DD: Is it true that you never did a foundation course or A-Levels? Do you think coming up through an unconventional route has made you try harder to achieve success?
Kit Neale: Yeah, when I left school I didn't want to do A-levels. Looking back it was a bold move to not go to college but all I wanted to do was move to london and work. Its certainly not been easy but I enjoy it and feel where I am now is naturally where I should be. I found I gained a lot of respect from people in industry pursuing my area of interest from a young age and built a strong support network of people mentoring me to succeed with a lot of hard work.
DD: What was the greatest lesson you learnt at Ravensbourne?
Kit Neale: Higher education places you in a false sense of security.
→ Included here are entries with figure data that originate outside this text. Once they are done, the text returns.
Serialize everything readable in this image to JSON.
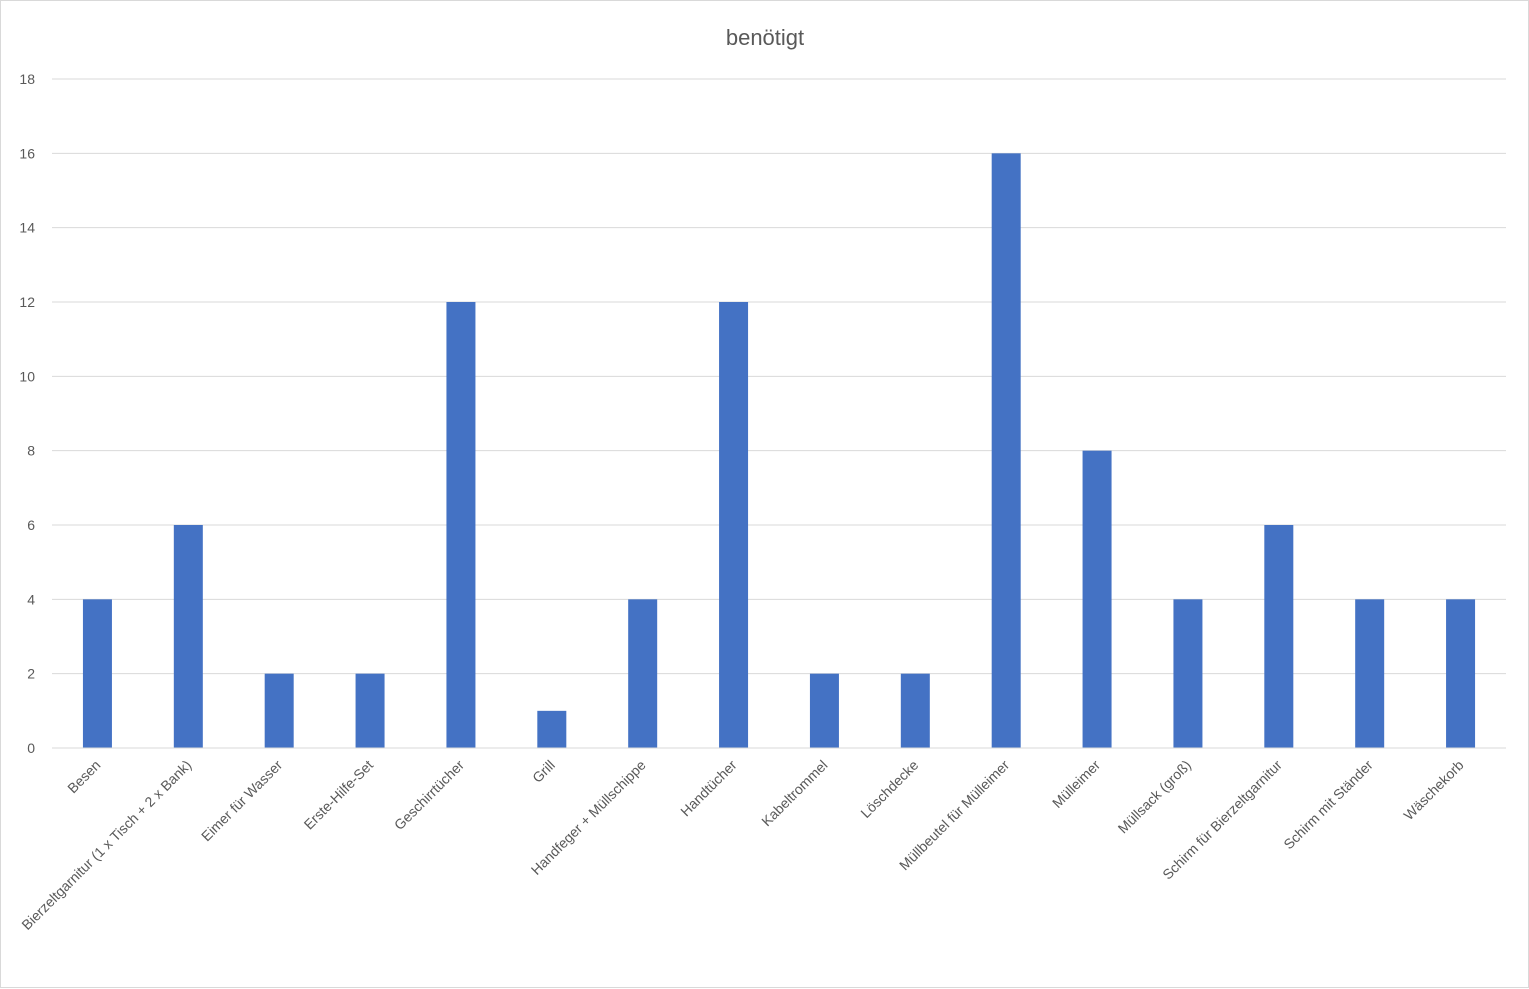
{
  "chart_data": {
    "type": "bar",
    "title": "benötigt",
    "xlabel": "",
    "ylabel": "",
    "ylim": [
      0,
      18
    ],
    "yticks": [
      0,
      2,
      4,
      6,
      8,
      10,
      12,
      14,
      16,
      18
    ],
    "grid": true,
    "legend": "none",
    "bar_color": "#4472c4",
    "grid_color": "#d9d9d9",
    "categories": [
      "Besen",
      "Bierzeltgarnitur (1 x Tisch + 2 x Bank)",
      "Eimer für Wasser",
      "Erste-Hilfe-Set",
      "Geschirrtücher",
      "Grill",
      "Handfeger + Müllschippe",
      "Handtücher",
      "Kabeltrommel",
      "Löschdecke",
      "Müllbeutel für Mülleimer",
      "Mülleimer",
      "Müllsack (groß)",
      "Schirm für Bierzeltgarnitur",
      "Schirm mit Ständer",
      "Wäschekorb"
    ],
    "values": [
      4,
      6,
      2,
      2,
      12,
      1,
      4,
      12,
      2,
      2,
      16,
      8,
      4,
      6,
      4,
      4
    ]
  }
}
College, while invaluable to my development as a individual and a designer, runs a institutional tick box society - my greatest lesson was to ignore it and discover a working process that suits me.
DD: Describe your aesthetic/style of design...
Kit Neale: I try to design with a stylistic perspective, nothing in my work is particularly coherent or matching. I source different references, textures and shapes and attempt to mould them in to an image that has some sort of correlation with what I'm trying to achieve. It's how people dress in life, it is very tactile.
DD: Which designers do you admire and why?
Kit Neale: I admire a lot of designers such as comme and dries but I tend not to fixate myself on designers like I do with artists and stylist. Artists such as Ray Smith, Grayson Perry and Chris Ofili are more influential to me - their conceptual interpretation of colour and patterns to construct an image and tone is why I love their work. I see similarities with artists as I do with stylists, I'm completely obsessed with Ray Petri.
DD: What future projects are you working on now?
Kit Neale: There are exciting things in the pipeline but nothing in stone. I've set up my own company and really want to push it forward.